Una sfida nella sfida, che vale molto più di tre punti. Più di un canestro perfetto, per la Champions. Lazio, FIorentina e il metronomo delle ambizioni di entrambe. Pioli, Montella e il bel gioco offerto alla serie A. Felipe Anderson, Salah e i più decisivi talenti del campionato. Un Monday night di tutto rispetto in scena all’Olimpico: «È uno scontro diretto, si affrontano due squadre vicine in classifica e in lotta per gli stessi obiettivi. Noi, come loro, vogliamo proporre gioco e non subirlo. La squadra di Montella è più avanti in questo percorso – ha spiegato il tecnico della Lazio in conferenza stampa – visto che è al terzo anno del progetto. In questi anni ha subito delle sconfitte che l’hanno aiutata a crescere. Noi siamo all’inizio e servirà un lavoro lungo per arrivare a certi livelli». Nonostante le fatiche di Coppa Italia, lo spettacolo è garantito dai talenti. Brasile contro Egitto, sono i due campioncini biancoceleste e viola a poter fare la differenza: «Felipe ha nella velocità delle giocate il suo punto di forza. L’egiziano ha le capacità di strappare la partita. Ma nella Fiorentina non c’è solo lui e dobbiamo tenere tutti in considerazione.
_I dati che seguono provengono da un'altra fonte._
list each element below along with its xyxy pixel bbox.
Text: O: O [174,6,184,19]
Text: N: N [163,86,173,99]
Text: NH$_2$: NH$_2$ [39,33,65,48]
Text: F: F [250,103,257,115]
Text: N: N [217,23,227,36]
Così come sappiamo che hanno dei punti deboli e cercheremo di sfruttarli». Facendo attenzione ai limiti della Lazio stessa, che – come con il Napoli – sa regalare primi tempi ad alti livelli per peccare in qualche errore di troppo nella ripresa. Anche se, nonostante qualche amnesia, la difesa laziale ha subìto solo tre gol nell’ultimo mese: «Stiamo facendo bene in molte situazioni, ma dobbiamo migliorare in altre. È importante avere la lucidità necessaria per capire che non possiamo sempre andare a mille all’ora. È proprio in quei momenti che dobbiamo essere compatti per non perdere le misure fra i reparti, ci stiamo lavorando e presto miglioreremo anche su questo». Alla sfida cruciale della stagione, la Lazio ci arriva senza lo squalificato Parolo e Mauri. Veramente poche le possibilità di vedere in campo il brianzolo, fermato da un’infrazione al quinto dito del piede. Il dolore ancora si fa sentire, si accomoderà al massimo in panchina. Nel tridente al suo posto l’imprescindibile Felipe Anderson, con Candreva e Klose a completare l’attacco. Onazi sarà il sostituto dell’ex Parma, in mediana ci saranno ancora Biglia e Cataldi. Confermata la difesa, al centro la coppia De Vrij-Mauricio, sulle fasce Basta e Radu.